24 min

Finding new strategies for treating breast cancer

Patients with breast cancer often react differently to treatment using the same drugs. Researchers at Karolinska Institutet are investigating why this is so. They are using a new method of monitoring drug target engagement called Cellular Thermal Shift Assay (CETSA), modern molecular biology, and classical clinical methods to study the effects of medicines at molecular and cellular level. The aim is to find innovative strategies for more effective cancer treatment.

Project Grant 2014

Hitting cancer on target – Novel strategies for optimizing drug target engagement for improved brest cancer therapies

Principal investigator:
Jonas Bergh, Professor of Oncology

Co-investigators:
Sir David Lane
Yihai Cao
Pär Nordlund

Institution:
Karolinska Institutet

Grant in SEK:
SEK 39.6 million over five years

“The long-term goal of our research is to identify more reliable methods for optimizing the choice, use and dosages of drugs used to treat cancer. We will begin with breast cancer,” says Jonas Bergh, Professor of oncology at Karolinska Institutet.

Breast cancer is one of the commonest forms of cancer in Sweden. Each year just over 9,000 breast cancer tumors are found in women, and 50 in men. The survival rate used to be about 50 percent, but nowadays the prognosis is better: some 90 percent of patients are still alive five years after diagnosis; after ten years the survival rate is about 80 percent.

The options available for treating breast cancer are surgery, chemotherapy, hormones, radiotherapy and immunotherapy. But as yet there are very few methods of studying the effects of various drugs at molecular and cellular level.

“At present we choose drugs for cancer treatment on the basis of studies of a large number of patients in which drug A is compared with drug B to find out their average effects. The problem with this approach is the huge variations in the way that different individuals respond to a certain drug. This means that many people are given drugs they do not need, and others are given the wrong drugs.”

Several reasons for variation

The wide variations in patient response may occur because drugs are transported and absorbed by the body in different ways in different patients. Another reason may be that tumors react differently when treated with drugs. In some patients, cancer cells also become resistant to certain drugs. This may be because the proteins to which the drugs normally bind mutate, assuming a different three-dimensional structure, and therefore no longer work as a target for the drug.

“This is why it is important to learn more about the effect of various drugs on individual patients and tumors, as well as the molecular biological and genetic conditions needed so that different drugs can bind to cancer cells.”

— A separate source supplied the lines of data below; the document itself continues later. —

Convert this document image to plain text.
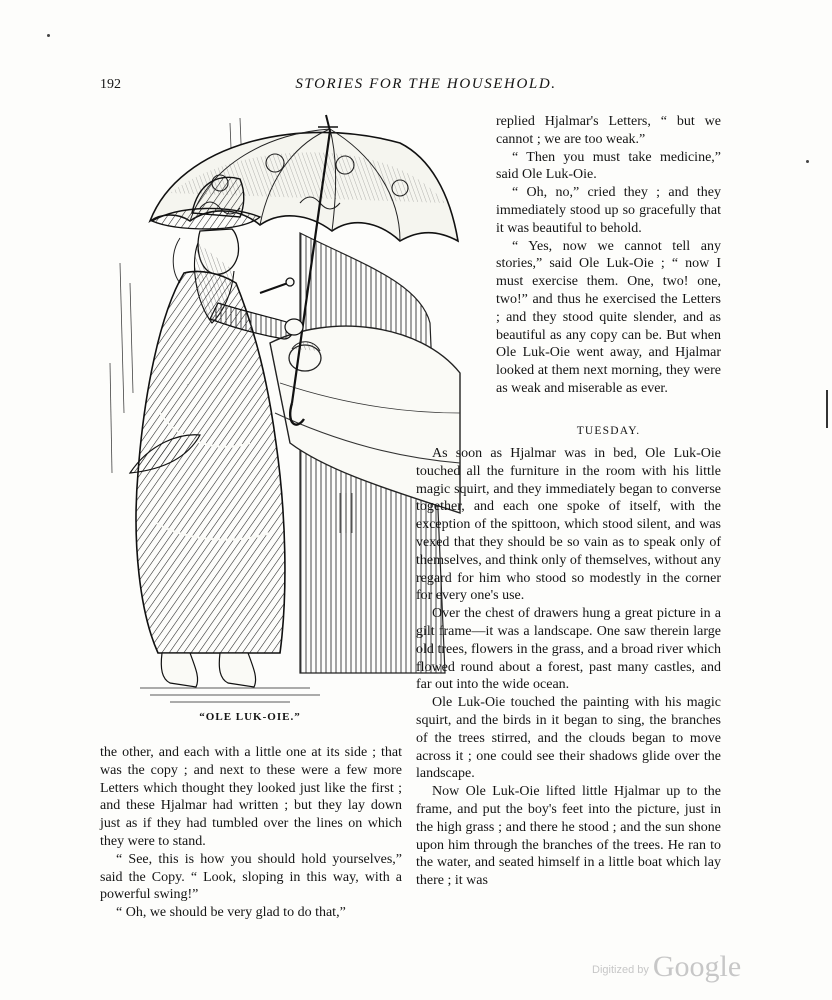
192	STORIES FOR THE HOUSEHOLD.
“OLE LUK-OIE.”

replied Hjalmar's Letters, “ but we cannot ; we are too weak.”

“ Then you must take medicine,” said Ole Luk-Oie.

“ Oh, no,” cried they ; and they immediately stood up so gracefully that it was beautiful to behold.

“ Yes, now we cannot tell any stories,” said Ole Luk-Oie ; “ now I must exercise them. One, two! one, two!” and thus he exercised the Letters ; and they stood quite slender, and as beautiful as any copy can be. But when Ole Luk-Oie went away, and Hjalmar looked at them next morning, they were as weak and miserable as ever.

TUESDAY.

As soon as Hjalmar was in bed, Ole Luk-Oie touched all the furniture in the room with his little magic squirt, and they immediately began to converse together, and each one spoke of itself, with the exception of the spittoon, which stood silent, and was vexed that they should be so vain as to speak only of themselves, and think only of themselves, without any regard for him who stood so modestly in the corner for every one's use.

Over the chest of drawers hung a great picture in a gilt frame—it was a landscape. One saw therein large old trees, flowers in the grass, and a broad river which flowed round about a forest, past many castles, and far out into the wide ocean.

Ole Luk-Oie touched the painting with his magic squirt, and the birds in it began to sing, the branches of the trees stirred, and the clouds began to move across it ; one could see their shadows glide over the landscape.

Now Ole Luk-Oie lifted little Hjalmar up to the frame, and put the boy's feet into the picture, just in the high grass ; and there he stood ; and the sun shone upon him through the branches of the trees. He ran to the water, and seated himself in a little boat which lay there ; it was

the other, and each with a little one at its side ; that was the copy ; and next to these were a few more Letters which thought they looked just like the first ; and these Hjalmar had written ; but they lay down just as if they had tumbled over the lines on which they were to stand.

“ See, this is how you should hold yourselves,” said the Copy. “ Look, sloping in this way, with a powerful swing!”

“ Oh, we should be very glad to do that,”

Digitized by Google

The researchers will be using a number of model systems: cell lines, animal models, and eventually patients. The basis of their approach is to combine studies of how a tumor reacts to a given drug, and studies of the molecular biology and genetic conditions in the tumor.

In practical terms, the project involves making a needle-stick in the tumor before and after a drug is administered to see how well the drug binds to the target proteins in the tumor. The researchers are also performing highly detailed molecular biological characterization of the tumor, studying the entire genome – the DNA – and also the genetic conditions and changes occurring.

Groundbreaking technology

Central to the project is a new groundbreaking technique called CETSA.

“The technique is extremely elegant, and enables us to monitor exactly how different drugs bind to their targets in the cell. Drugs for the treatment of breast cancer in current use, and those being developed will be systematically tested using CETSA to characterize the engagement of the drug substances with their targets in the cancer cells.”

The project will also include studies of the processes regulating the formation of new blood vessels, known as “angiogenesis”, as well as the protein p53, sometimes called “the guardian of the genome”, since it activates several genes that promote cell death and suppresses mutated genes that give rise to tumor cells.

Challenges

Researchers in the project face a number of challenges. One is getting the CETSA technology to work on all relevant drugs. Another is to understand differences between drug-target protein binding and functional effect, since there may be resistance mechanisms preventing the tumor cell from dying even though the drug binds well.

“A third challenge is that it is not certain that what works in cell lines and in animal models will also work on patients. This is because human cells are extraordinarily complex, and there may be components involved preventing us from understanding the processes involved.”

Better treatment

Professor Bergh is also an oncologist (cancer doctor), specializing in translational research, i.e. research designed to shorten the route from laboratory discoveries to clinical practice. His long-term goal is more skilled and effective treatment, so that more patients experience alleviation of their symptoms, and more are also cured of their cancer.

“I think that our research offers great potential to make a real difference by identifying new forms of breast cancer therapy. Our findings may also be of use in the treatment of other types of cancer.”